"Sergeant Major?" Valentine asked Patel.
"I would like that. If I could have the loan of a birding gun. What about you, sir?"
"I'll spend the morning going over the printouts. Assuming they showed up and we don't have to sic the Hammer on our host's staff."
* * * *
Everything about the next day, save for Patel's ducks-simmered in a homemade korma sauce all afternoon in their tiny cabin oven and served over (what else?) rice-disappointed.
Their first order of business, after dressing the morning ducks, was to check out Liberty's militia training camp. The young men and women were sad specimens, mostly undersized, undertrained, and undereducated.
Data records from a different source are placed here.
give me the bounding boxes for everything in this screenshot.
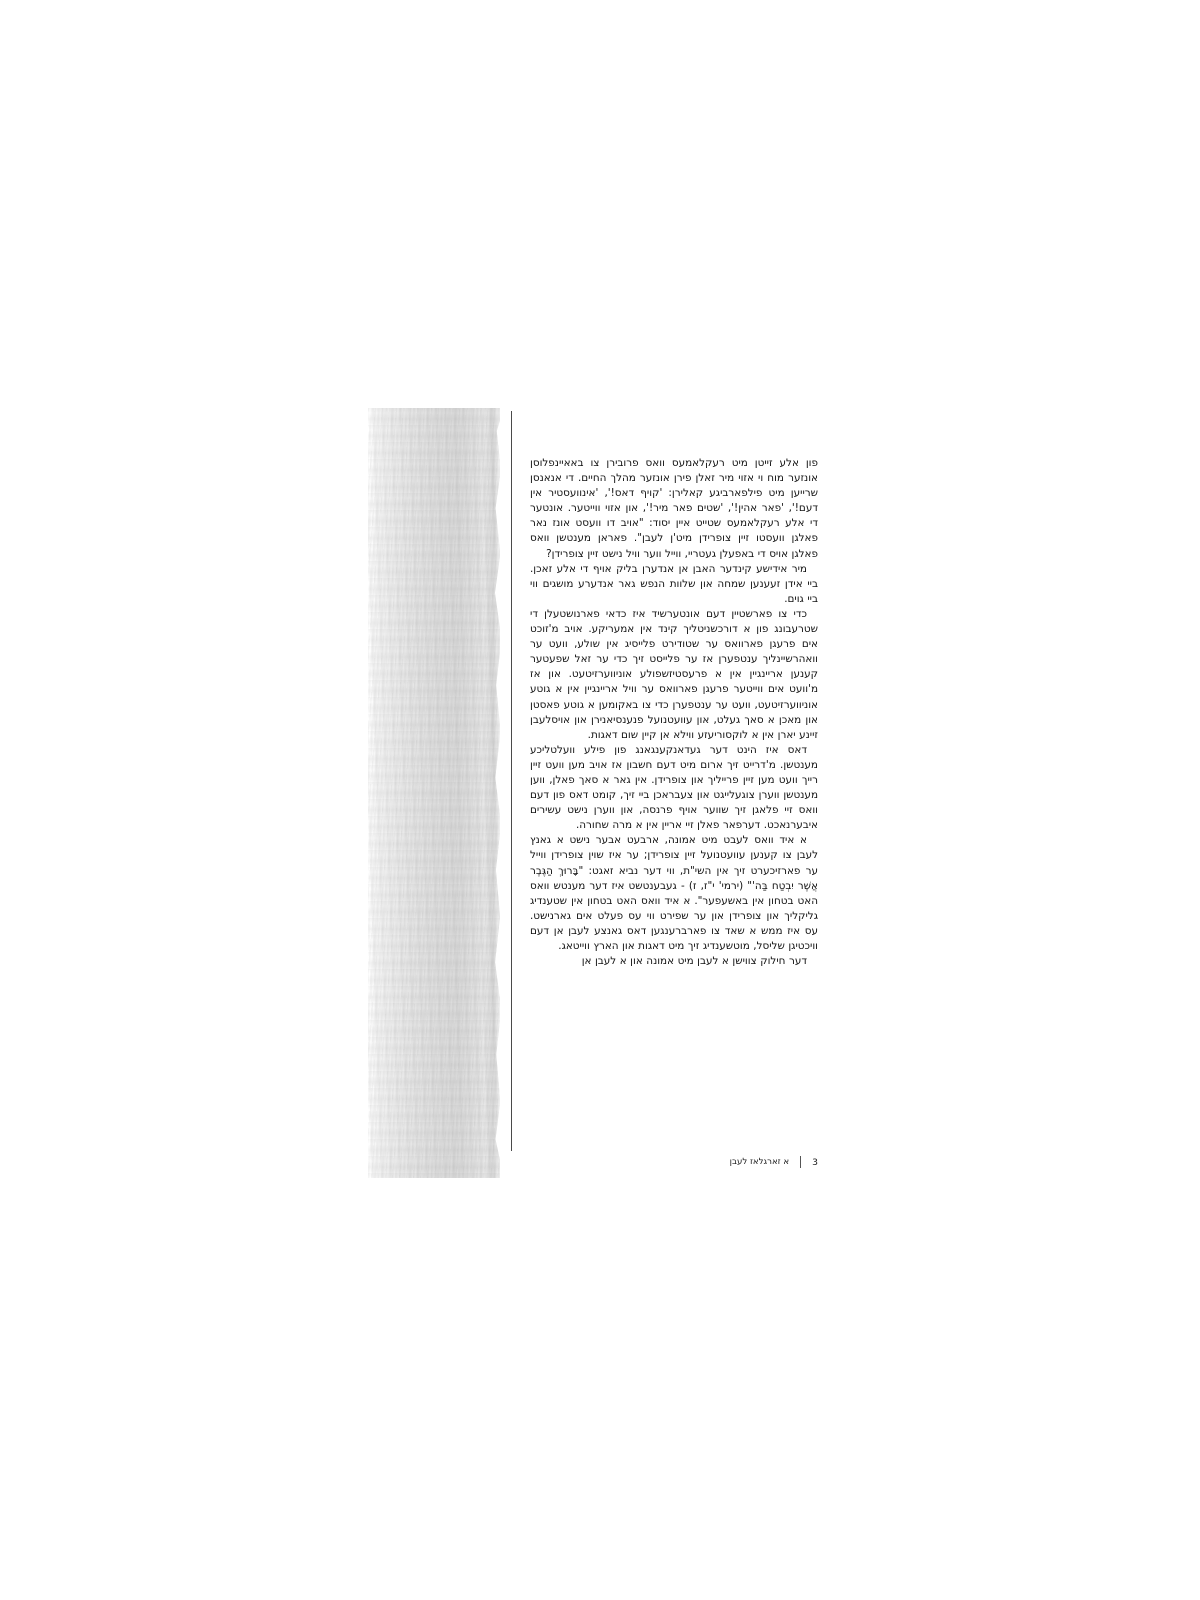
paper-texture: [368, 408, 500, 1178]
book-gutter-shadow: [368, 408, 500, 1178]
scanned-book-page: [368, 408, 818, 1178]
running-title: א זארגלאז לעבן: [729, 1157, 790, 1167]
page-footer: [518, 1156, 818, 1168]
body-paragraph-1: פון אלע זייטן מיט רעקלאמעס וואס פרובירן צו באאיינפלוסן אונזער מוח וי אזוי מיר זאלן פירן אונזער מהלך החיים. די אנאנסן שרייען מיט פילפארביגע קאלירן: 'קויף דאס!', 'אינוועסטיר אין דעם!', 'פאר אהין!', 'שטים פאר מיר!', און אזוי ווייטער. אונטער די אלע רעקלאמעס שטייט איין יסוד: "אויב דו וועסט אונז נאר פאלגן וועסטו זיין צופרידן מיט'ן לעבן". פאראן מענטשן וואס פאלגן אויס די באפעלן געטריי, ווייל ווער וויל נישט זיין צופרידן?: [530, 457, 818, 560]
column-divider-rule: [511, 411, 512, 1151]
body-paragraph-5: א איד וואס לעבט מיט אמונה, ארבעט אבער נישט א גאנץ לעבן צו קענען עוועטנועל זיין צופרידן; ער איז שוין צופרידן ווייל ער פארזיכערט זיך אין השי"ת, ווי דער נביא זאגט: "בָּרוּךְ הַגֶּבֶר אֲשֶׁר יִבְטַח בַּה'" (ירמי' י"ז, ז) - געבענטשט איז דער מענטש וואס האט בטחון אין באשעפער". א איד וואס האט בטחון אין שטענדיג גליקליך און צופרידן און ער שפירט ווי עס פעלט אים גארנישט. עס איז ממש א שאד צו פארברענגען דאס גאנצע לעבן אן דעם וויכטיגן שליסל, מוטשענדיג זיך מיט דאגות און הארץ ווייטאג.: [530, 834, 818, 952]
folio-separator: [800, 1156, 801, 1168]
body-text-column: [530, 456, 818, 969]
body-paragraph-6: דער חילוק צווישן א לעבן מיט אמונה און א לעבן אן: [581, 955, 807, 968]
page-number: 3: [812, 1156, 818, 1168]
body-paragraph-3: כדי צו פארשטיין דעם אונטערשיד איז כדאי פארנושטעלן די שטרעבונג פון א דורכשניטליך קינד אין אמעריקע. אויב מ'זוכט אים פרעגן פארוואס ער שטודירט פלייסיג אין שולע, וועט ער וואהרשיינליך ענטפערן אז ער פלייסט זיך כדי ער זאל שפעטער קענען אריינגיין אין א פרעסטיזשפולע אוניווערזיטעט. און אז מ'וועט אים ווייטער פרעגן פארוואס ער וויל אריינגיין אין א גוטע אוניווערזיטעט, וועט ער ענטפערן כדי צו באקומען א גוטע פאסטן און מאכן א סאך געלט, און עוועטנועל פנענסיאנירן און אויסלעבן זיינע יארן אין א לוקסוריעזע ווילא אן קיין שום דאגות.: [530, 607, 818, 741]
body-paragraph-4: דאס איז הינט דער געדאנקענגאנג פון פילע וועלטליכע מענטשן. מ'דרייט זיך ארום מיט דעם חשבון אז אויב מען וועט זיין רייך וועט מען זיין פרייליך און צופרידן. אין גאר א סאך פאלן, ווען מענטשן ווערן צוגעלייגט און צעבראכן ביי זיך, קומט דאס פון דעם וואס זיי פלאגן זיך שווער אויף פרנסה, און ווערן נישט עשירים איבערנאכט. דערפאר פאלן זיי אריין אין א מרה שחורה.: [530, 743, 818, 832]
body-paragraph-2: מיר אידישע קינדער האבן אן אנדערן בליק אויף די אלע זאכן. ביי אידן זעענען שמחה און שלוות הנפש גאר אנדערע מושגים ווי ביי גוים.: [530, 562, 818, 605]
Valentine had never seen so many hollow chests, flat feet, bad eyes, and rickety knees.
"To think these are the ones with the ability to make it out," Patel said.
They stopped by the rifle range and saw a bored Southern Command corporal watching a couple of men in the two-tone Quisling fatigues training some kids to shoot.
"Hold it tight into your shoulder," one said, patting a recruit on the back. "It's not going to hurt you, 'less you hold it like a snake that's gonna bite."
"Kur's sake, keep your damn eyes open and on target when you pull the trigger," his companion bawled.
"Let me see that gun, um . . .," Patel said.
"'Probation,'" the Southern Command corporal supplied. "That's what we calls 'em."
"Sergeant," Patel barked. He still didn't have his stripes with the star in the middle for his old Wolf deerskins.
"That's what we call them, Sergeant," the corporal said, stiffening.
The "probation" came to his feet smartly, took out the magazine, and opened the breech, presenting the weapon to Patel.
"Sir," he said.
Patel placed his cane against his crotch and took the rifle, checked it barrel to butt. "They take good care of their weapons."
"They're not afraid to clean them, sir."
The other probation ignored the byplay. His recruit, firing from the prone position with the gun resting on a sandbag, shot across the field. The hidden range man in the trench flagged a miss.
"Them sights is all messed up," the militia recruit complained.
The probation/trainer next to him took up the weapon, put his cheek to it, and fired from the seated position. The spotter pulled the target down and pushed it up again with a bit of red tape at the edge of the ten-ring.
"You're right. The sights are off."
"These, I like," Patel said.
* * * *
Valentine had announcements that called an evening meeting in one of the rec centers, but the meeting wasn't as crowded as Valentine would have liked. The basketball courts in the rec center could have held a thousand people, with more in the stands, but he got only a few hundred, and many of them were women with children.
Valentine didn't see a single person in the two-tone overalls or outfits. He wasn't that surprised. A former Quisling could expect an instant death sentence if found bearing arms against the Kurians.
"You should have advertised free beer," Patel said, sotto voce.
"I'm looking for volunteers to go back into the Kurian Zone," Valentine announced. "To go back fighting. This time with an army of our people. I don't need riflemen so much as facilitators-people who know the locals and can interact with them."
Valentine saw a few at the back slip out and head for the washrooms or the exits.
"Service grants you all the benefits of OFR citizenship, pension benefits, retirement allotment, and combat service bonuses.